According to the New York Times, “nearly nine in 10 Washington State public schools, including some high-achieving campuses in the state’s most moneyed communities, have been relegated to a federal blacklist of failure, requiring them to set aside 20 percent of their federal funding for private tutoring or to transport students to schools not on the failing list, if parents wish.” Due to the fact that the State Senate refused pass legislation that would “require teacher evaluations be based in part on student test scores,” Washington State schools “are being held to an outdated benchmark that is all but impossible to achieve.”
That fact has comes as a hard-hitting reality for school administrators, teachers, students and parents at the start of the new school year. Many schools that are now being reprimanded for low performance were, until very recently, praised for their performance and/or improved performance. As expected, the clear disconnect has demoralized teachers, frustrated students and confused parents.

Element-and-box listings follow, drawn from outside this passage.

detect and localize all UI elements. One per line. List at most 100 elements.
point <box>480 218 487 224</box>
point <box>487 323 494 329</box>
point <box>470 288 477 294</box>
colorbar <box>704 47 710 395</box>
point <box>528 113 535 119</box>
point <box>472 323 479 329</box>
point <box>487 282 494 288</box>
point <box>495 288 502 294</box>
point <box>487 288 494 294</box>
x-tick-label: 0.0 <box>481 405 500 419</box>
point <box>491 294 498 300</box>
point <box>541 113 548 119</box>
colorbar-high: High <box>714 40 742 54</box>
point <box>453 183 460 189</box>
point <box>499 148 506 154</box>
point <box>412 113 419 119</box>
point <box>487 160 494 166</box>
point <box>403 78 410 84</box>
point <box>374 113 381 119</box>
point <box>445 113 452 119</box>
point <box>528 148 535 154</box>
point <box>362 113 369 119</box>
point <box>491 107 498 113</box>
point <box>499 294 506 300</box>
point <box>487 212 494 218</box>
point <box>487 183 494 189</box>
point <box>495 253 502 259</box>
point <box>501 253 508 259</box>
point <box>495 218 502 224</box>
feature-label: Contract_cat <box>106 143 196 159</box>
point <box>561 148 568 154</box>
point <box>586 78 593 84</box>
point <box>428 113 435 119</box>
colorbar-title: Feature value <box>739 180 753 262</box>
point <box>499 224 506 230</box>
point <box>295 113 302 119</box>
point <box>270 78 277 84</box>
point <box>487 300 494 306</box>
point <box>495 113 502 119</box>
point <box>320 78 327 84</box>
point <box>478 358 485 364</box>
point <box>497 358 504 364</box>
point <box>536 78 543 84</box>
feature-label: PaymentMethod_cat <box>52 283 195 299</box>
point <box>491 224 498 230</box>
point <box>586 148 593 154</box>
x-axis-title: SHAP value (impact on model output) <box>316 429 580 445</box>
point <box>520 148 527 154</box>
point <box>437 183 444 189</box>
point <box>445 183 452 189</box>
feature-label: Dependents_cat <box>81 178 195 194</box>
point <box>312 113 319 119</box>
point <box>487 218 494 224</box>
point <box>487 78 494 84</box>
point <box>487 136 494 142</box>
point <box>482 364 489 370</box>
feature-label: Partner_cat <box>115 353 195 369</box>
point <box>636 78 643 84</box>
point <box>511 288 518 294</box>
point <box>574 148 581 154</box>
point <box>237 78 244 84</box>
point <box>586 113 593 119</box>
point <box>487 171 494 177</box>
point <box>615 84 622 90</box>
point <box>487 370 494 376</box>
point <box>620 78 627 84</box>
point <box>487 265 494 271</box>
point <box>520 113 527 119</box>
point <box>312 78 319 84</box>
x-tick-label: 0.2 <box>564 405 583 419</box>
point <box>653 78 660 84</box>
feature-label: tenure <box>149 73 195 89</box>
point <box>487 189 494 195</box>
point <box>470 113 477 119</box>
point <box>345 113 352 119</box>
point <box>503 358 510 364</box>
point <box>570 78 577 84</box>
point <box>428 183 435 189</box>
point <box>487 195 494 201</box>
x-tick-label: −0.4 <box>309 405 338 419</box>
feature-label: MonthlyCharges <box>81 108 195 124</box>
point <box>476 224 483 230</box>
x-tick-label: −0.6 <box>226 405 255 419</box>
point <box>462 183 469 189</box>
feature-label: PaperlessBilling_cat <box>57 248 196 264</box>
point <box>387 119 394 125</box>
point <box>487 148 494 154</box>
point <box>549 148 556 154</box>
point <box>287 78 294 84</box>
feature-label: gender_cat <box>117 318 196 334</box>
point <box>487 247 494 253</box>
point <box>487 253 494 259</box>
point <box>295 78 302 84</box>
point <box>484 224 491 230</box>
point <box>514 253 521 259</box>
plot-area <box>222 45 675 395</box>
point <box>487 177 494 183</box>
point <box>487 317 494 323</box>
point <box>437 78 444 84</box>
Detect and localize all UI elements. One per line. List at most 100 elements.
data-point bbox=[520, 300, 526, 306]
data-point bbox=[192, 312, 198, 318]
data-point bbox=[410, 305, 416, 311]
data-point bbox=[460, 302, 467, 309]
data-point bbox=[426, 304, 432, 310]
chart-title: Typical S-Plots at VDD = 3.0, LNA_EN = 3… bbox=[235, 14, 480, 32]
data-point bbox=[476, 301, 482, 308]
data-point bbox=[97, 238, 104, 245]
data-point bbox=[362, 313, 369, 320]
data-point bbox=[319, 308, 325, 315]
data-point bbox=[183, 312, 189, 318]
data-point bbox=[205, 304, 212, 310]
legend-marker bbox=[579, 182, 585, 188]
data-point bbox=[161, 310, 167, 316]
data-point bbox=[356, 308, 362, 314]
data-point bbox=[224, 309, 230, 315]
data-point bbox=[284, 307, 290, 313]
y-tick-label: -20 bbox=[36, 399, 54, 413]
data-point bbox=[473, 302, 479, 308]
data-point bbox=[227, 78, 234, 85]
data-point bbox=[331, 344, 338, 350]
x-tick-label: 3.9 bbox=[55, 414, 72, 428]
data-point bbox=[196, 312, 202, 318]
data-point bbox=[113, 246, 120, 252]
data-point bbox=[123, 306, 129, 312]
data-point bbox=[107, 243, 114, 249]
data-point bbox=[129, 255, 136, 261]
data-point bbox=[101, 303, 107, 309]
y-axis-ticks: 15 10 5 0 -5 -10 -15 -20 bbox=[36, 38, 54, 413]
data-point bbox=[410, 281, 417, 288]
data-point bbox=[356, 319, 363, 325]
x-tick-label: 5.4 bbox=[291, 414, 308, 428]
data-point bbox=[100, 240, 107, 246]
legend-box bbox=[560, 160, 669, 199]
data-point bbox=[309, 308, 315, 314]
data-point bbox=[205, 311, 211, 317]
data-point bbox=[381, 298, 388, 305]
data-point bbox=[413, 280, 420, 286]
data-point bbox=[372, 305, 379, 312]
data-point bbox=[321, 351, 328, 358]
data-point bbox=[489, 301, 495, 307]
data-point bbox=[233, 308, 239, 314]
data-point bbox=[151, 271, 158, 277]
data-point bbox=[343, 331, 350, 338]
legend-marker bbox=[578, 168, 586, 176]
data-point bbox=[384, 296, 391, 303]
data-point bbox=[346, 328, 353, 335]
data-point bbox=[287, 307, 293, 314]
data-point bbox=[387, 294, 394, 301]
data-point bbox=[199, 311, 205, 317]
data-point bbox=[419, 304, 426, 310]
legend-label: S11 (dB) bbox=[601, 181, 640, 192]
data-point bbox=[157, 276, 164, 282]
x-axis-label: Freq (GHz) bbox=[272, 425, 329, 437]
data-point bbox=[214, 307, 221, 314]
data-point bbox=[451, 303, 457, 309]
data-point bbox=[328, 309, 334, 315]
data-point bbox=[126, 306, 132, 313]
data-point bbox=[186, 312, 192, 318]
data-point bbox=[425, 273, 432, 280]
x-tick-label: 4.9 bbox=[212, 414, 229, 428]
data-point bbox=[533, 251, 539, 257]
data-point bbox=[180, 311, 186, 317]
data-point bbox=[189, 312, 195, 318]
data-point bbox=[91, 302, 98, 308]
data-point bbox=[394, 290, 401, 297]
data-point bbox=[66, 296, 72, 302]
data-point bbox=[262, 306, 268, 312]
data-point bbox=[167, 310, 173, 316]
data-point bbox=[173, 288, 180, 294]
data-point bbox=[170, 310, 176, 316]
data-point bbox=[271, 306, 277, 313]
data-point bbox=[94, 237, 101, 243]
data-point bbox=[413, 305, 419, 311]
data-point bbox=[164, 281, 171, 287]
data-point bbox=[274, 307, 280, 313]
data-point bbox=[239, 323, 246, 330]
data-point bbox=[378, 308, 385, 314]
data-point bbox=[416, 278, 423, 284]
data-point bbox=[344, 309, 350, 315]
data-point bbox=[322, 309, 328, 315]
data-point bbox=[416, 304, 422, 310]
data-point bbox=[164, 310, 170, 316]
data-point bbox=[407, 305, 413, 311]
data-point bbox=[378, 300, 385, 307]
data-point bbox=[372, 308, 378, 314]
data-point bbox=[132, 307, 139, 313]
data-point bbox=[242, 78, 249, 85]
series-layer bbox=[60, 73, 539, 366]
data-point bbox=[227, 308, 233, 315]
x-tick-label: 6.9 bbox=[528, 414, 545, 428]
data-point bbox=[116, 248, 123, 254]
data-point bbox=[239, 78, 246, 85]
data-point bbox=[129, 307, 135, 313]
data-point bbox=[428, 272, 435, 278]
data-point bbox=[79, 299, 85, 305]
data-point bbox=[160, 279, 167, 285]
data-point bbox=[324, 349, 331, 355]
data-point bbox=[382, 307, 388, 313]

U.S. Department of Education Secretary Arne Duncan “said in an interview that Washington State had broken its commitment and had to pay a price.” Well, Washington State school’s—at the expense of our children—are paying that price.
The New York Times reports of an elementary school in Renton that has seen test scores soar with the help of an improvement path created in partnership with the University of Washington. As result of the lost waiver, the elementary school must deviate from its improvement course. The principle now predicts that “the school’s improvement efforts would be hampered” because it has been forced to “set aside federal funds for tutoring and transportation to other schools not yet deemed failing” rather than using the funds to hire an additional math specialist.
In the words of State Senator Steve Litzow, by refusing to use student test scores as an aspect of teacher evaluations, “the adults put their interests above the children.” As SHIFT has pointed out in the past, the Washington Education Association (WEA) has been part of the problem. The state’s largest teachers’ union has consistently placed its interests above children—first by lobbying against legislation that would have avoided the problems now facing schools in our state and, second, by pushing its latest self-benefiting initiative (I-1351).
Secretary Arne Duncan has promised to re-issue a waiver to Washington State if and when the state decides to use test scores for teacher evaluations. A handful of legislators will attempt to re-visit legislation that would meet Duncan’s criteria during the 2015 legislative session.